Become a "student" of your chosen woodworking niche.
Note: What when another person has "listed a price for something", this does not mean they are selling that item at that price, so you also need to watch to see if they just have something listed, or is it listed - AND SELLING ... there is a big difference.
Lots of people list things to sell, but no one is buying because the price they have selected is too high. This is WHY it's important to be a student of your woodworking niche and become a bit of an expert in your chosen area.
Understand How Customers Choose Items
This could be a huge area to learn, there is much out there on customer buying trends, but all you need to know are the basics and most often, the way YOU purchase things is the same way other people purchase things. You can be your own encyclopedia.
Just like you! Your customers like to have choices, and I talked a bit about this in the first episode, but there is more. Customers like to have choices in different items, and/or they like to have choices of things like color, size and most of all they like to have choices in prices. This means it is best if you have different sizes or qualities of items but know this ... if a customer is not certain of a product, they will often pick something that is priced in a middle range. Most customers don't like to purchase the cheapest or the most expensive unless they know exactly what they are buying. For most people, the safest buys are those products that are mid-priced. Knowing this allows you to tailor-make your products exactly for that knowledge.
Give Buyers Choices
If you don't believe me ... try this. Pick any product you know nothing about and do a search for it online like Amazon, Walmart or any other large retailer.

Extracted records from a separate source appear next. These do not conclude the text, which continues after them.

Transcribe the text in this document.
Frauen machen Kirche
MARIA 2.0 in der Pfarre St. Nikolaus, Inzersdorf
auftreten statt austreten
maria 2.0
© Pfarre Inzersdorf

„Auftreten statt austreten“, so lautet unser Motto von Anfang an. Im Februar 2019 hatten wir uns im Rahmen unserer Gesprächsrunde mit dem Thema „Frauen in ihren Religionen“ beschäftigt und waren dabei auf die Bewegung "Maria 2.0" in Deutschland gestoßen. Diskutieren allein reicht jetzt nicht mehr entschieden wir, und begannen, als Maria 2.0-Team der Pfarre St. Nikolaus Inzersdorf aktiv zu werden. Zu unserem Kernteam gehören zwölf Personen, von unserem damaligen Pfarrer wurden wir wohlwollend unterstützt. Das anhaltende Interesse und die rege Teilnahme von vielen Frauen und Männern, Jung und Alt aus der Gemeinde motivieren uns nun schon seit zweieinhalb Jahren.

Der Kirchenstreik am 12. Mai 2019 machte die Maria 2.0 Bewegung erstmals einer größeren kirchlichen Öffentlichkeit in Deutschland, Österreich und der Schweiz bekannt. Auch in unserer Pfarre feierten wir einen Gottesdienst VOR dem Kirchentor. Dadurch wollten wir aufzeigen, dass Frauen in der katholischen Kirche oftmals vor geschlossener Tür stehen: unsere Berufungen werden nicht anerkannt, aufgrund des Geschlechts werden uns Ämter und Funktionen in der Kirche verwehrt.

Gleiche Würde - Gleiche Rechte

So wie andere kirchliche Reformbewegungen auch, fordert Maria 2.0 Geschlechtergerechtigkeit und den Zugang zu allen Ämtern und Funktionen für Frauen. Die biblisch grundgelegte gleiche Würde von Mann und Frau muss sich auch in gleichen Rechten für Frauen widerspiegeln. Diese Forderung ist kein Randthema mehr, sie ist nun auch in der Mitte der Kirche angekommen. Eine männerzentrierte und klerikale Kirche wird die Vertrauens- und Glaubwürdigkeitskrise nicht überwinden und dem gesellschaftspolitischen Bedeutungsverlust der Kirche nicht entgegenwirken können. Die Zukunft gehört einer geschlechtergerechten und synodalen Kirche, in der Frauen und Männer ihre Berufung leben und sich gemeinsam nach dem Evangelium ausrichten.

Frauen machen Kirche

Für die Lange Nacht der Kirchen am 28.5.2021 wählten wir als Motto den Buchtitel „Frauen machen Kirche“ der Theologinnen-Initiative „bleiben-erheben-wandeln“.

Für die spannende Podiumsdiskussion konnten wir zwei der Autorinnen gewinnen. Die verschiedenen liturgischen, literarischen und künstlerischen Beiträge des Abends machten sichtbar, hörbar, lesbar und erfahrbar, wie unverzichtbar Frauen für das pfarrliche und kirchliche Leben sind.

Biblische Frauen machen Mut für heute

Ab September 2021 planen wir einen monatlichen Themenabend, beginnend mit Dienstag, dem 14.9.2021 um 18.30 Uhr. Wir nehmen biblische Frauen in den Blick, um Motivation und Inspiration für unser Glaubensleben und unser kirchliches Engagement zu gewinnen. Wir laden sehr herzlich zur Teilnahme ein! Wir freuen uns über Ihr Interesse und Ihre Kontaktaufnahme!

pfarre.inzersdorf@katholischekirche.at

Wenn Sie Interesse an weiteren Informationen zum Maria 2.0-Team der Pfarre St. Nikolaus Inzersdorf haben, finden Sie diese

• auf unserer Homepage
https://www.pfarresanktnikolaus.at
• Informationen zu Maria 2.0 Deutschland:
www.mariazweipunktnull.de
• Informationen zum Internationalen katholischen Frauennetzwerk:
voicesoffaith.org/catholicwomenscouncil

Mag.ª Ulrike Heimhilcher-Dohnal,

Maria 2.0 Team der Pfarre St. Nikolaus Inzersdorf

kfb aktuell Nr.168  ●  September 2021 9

Imagine you need to purchase one of these items as a gift for a family member, which one would you choose?? Go ahead and look up any one of these items ..
Well, what did you choose to purchase? If you look closely you will often find that retailers do some of the guesswork for you and recommend certain products, But Look, they almost ALWAYS choose a product that is Mid Priced !!
So HOW do you REALLY Choose?
You need to go back to your objectives, remember, your first objective is to "sell projects". Pricing them so high that customers do not purchase them does not satisfy that first objective. If you find your prices are too high for customers to purchase, you need to modify what or how you make things so that you can make what customers will purchase.
There is no "industry standard" for pricing, you need to make your own choice as to what price your items at based on what you know others are selling them for and what you think you can sell yours for ... then probably drop your price a bit more to make it even more appealing, after all, your first goal is to SELL. Once you start selling, the second objective starts to come more into play, which is "Learning as go" which could mean raising your prices, modifying what you make, or selecting other items that compliment what you make, or even better, what customers ask for. That is why you want to become a student in your chosen woodworking niche.
There is no magic in setting your prices. It's hard work like everything else, but remember, if your woodworking projects are just collecting dust in your storage room and not being sold, this is not helping you. If you have made projects to potentially sell and they are NOT selling, there could be other issues, maybe you have picked the wrong product to make, maybe it takes too long to make or other expenses may enter into the equation, OR, more likely, your pricing is too high for the customer perceived "value" you are offering to the buyers, it's really that simple.
There are millions of people in the world who do not understand woodworking, can't do it, don't have the equipment or knowledge but who still would love to own something from natural wood, and these folks are all your potential customers, you just need to work on what products they are interested in and at what price they are willing to pay. Thousands of other woodworkers are selling items and you can too .. it just takes a bit of time and understanding and pretty soon things will drop into place, you will find the correct product mix at the price customers are willing to pay, and that you can make a bit of money doing ... and then it will seem easy ...
Be persistent, learn by doing and make adjustments as you go ... that is the route to success.